Director of Safety Mandi Kime of AGC Washington penned a Best Practices Guide for Mental-Health Intervention in Construction as part of her Master’s Degree thesis.

And Boldt Construction’s recently launched Gatekeeper Program is providing peer-to-peer assistance on the job, an initiative that’s in part a response to studies by the Centers for Disease Control, which determined that suicide rates in construction are four times the national average.

“A lot of guys don’t want to talk about it,” said Bob Arndt in a recent Boldt press release about the program. Arndt, a jobsite superintendent, was motivated to become a gatekeeper following the suicide of his fiancee’s father, a lifelong construction worker. “But out in the field there’s a brotherhood and hopefully they’ll open up to their peers. You’re out there as a sounding board. You’re not a professional, but you can get them help.”

Gatekeepers are peer resources, meant to help start that initial conversation.

WORKING TOGETHER
“There are so many resources available today compared even to 2016,” says Beyer, who notes that that voice of lived experience is a powerful amplified message.

“It highlights hope when a person can share that they are struggling themselves, or grief stricken by a loss, but can fight to get help for themselves or for others.”

For Devero, one among many who share so others understand the avenues through which they can seek help, it’s that simple: “You have to be willing to invest as an organization in the support you’re going to provide if you expect people to use these mechanisms.”

Top-level executives, he says, should be delivering these messages as often as safety or human resources teams or wellness professionals.

“When you have the messages coming from the top and when all the parts work together, it’s magic,” Beyer said.

“I’m seeing leadership support from associations, employers, Labor unions and health trusts.
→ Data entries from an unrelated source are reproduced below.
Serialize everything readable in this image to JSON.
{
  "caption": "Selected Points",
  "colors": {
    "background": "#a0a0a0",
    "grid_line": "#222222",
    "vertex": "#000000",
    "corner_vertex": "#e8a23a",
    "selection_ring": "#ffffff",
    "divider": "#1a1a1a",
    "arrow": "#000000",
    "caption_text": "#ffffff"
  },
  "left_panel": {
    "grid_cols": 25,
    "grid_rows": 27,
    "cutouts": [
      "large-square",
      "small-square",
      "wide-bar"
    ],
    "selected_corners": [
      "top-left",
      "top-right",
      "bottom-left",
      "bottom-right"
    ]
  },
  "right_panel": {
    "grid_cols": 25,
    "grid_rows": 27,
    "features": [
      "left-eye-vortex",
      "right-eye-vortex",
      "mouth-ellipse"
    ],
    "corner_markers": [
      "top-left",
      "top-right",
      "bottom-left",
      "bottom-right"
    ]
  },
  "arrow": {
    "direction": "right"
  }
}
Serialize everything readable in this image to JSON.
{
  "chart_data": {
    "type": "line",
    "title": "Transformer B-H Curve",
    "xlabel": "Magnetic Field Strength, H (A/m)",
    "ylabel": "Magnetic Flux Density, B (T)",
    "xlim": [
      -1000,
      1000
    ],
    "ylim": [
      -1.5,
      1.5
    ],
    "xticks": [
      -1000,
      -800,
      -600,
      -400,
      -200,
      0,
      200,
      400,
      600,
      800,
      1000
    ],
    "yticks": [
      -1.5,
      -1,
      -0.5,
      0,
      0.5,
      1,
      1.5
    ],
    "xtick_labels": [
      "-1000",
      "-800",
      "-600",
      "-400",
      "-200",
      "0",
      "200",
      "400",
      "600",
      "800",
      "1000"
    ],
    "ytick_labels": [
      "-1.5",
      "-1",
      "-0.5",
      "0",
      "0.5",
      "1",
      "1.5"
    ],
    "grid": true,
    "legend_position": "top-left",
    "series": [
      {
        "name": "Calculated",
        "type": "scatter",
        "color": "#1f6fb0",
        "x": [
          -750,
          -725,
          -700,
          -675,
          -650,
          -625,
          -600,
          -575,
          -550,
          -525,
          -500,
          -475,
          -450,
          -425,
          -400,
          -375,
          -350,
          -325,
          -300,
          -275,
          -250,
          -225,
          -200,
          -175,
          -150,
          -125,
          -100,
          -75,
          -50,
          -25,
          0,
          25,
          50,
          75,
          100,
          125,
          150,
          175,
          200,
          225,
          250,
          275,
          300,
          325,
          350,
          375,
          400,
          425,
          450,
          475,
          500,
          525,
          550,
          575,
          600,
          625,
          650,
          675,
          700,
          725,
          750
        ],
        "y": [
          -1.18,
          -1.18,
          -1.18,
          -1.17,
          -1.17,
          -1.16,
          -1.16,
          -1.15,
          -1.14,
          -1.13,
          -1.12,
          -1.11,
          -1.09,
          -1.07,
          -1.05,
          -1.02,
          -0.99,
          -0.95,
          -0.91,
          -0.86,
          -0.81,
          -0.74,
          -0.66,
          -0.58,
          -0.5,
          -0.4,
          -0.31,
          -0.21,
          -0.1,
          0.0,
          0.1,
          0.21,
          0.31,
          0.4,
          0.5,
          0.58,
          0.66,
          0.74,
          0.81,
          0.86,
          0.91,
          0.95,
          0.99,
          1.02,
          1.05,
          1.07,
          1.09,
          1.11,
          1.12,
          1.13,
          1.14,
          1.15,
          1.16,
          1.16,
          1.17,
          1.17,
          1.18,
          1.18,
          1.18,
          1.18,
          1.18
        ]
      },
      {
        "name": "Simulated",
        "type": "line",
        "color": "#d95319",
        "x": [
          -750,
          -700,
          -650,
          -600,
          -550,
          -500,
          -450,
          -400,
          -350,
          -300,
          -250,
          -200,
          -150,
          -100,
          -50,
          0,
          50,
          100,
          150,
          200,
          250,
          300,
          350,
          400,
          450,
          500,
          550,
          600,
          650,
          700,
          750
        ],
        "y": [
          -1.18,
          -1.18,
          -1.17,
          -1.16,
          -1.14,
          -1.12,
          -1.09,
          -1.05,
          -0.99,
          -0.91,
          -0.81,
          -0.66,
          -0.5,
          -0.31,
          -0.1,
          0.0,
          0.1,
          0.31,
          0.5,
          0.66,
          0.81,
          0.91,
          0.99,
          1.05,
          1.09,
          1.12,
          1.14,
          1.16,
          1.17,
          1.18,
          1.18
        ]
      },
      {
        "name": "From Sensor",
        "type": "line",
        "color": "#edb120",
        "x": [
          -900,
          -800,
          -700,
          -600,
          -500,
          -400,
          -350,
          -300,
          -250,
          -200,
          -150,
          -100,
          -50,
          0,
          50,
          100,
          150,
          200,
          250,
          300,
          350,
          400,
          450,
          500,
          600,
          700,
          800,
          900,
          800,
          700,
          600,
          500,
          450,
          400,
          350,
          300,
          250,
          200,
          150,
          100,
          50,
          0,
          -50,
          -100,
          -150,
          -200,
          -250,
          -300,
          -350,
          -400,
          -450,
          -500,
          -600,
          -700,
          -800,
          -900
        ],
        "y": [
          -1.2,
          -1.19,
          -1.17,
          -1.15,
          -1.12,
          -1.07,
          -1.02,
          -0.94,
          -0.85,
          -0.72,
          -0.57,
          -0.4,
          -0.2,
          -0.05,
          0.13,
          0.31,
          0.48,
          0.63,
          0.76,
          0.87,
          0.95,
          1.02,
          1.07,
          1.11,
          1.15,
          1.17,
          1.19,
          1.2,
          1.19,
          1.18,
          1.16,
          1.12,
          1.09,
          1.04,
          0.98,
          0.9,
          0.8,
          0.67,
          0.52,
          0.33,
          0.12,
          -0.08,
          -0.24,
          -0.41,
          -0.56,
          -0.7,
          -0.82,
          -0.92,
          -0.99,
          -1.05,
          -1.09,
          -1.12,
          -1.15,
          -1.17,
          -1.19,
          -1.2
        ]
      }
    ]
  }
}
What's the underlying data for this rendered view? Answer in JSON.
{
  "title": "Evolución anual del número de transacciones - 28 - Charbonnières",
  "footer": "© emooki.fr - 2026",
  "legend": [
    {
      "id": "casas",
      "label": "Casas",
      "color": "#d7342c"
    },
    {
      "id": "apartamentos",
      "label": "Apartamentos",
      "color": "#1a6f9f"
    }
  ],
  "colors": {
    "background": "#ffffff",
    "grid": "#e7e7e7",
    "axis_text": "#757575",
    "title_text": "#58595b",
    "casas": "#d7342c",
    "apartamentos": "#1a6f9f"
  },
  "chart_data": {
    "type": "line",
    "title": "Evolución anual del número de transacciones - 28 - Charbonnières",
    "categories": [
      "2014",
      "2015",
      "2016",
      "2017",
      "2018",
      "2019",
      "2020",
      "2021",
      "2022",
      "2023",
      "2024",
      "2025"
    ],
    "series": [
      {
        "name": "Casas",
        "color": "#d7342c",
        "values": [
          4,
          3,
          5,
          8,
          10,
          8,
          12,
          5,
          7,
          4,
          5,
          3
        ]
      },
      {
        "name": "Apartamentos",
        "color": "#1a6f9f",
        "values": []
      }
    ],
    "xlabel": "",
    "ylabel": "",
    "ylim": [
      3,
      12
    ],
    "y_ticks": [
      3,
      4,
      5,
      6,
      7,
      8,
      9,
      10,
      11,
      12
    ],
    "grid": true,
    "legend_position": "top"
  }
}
We’re starting to collaborate really well. Visibility is at an all-time high.”

Construction Safety Week has addressed mental health for two years running, with construction leadership driving topics like the whole-person concept of physical and mental well-being, or this year’s theme of United in Safety, where a field guide of resources for mental health was shared.

“It’s a huge initiative,” touts Beyer, who says he pinches himself when considering the progress made in the past decade. “And yet, there’s so much to do. Our industry is so diverse and fragmented, with lots of nooks and crannies where we need to shine light on mental health — and so it’s going to take the whole industry to bring the message.”

In the past, he notes, construction professionals were conspicuously absent in this regard, but no more.

“Now, we are leaders, breaking barriers, empowering people, sharing resources,” Beyer said. “We’re tackling this head-on — and we’re leading the way for other high-risk industries.”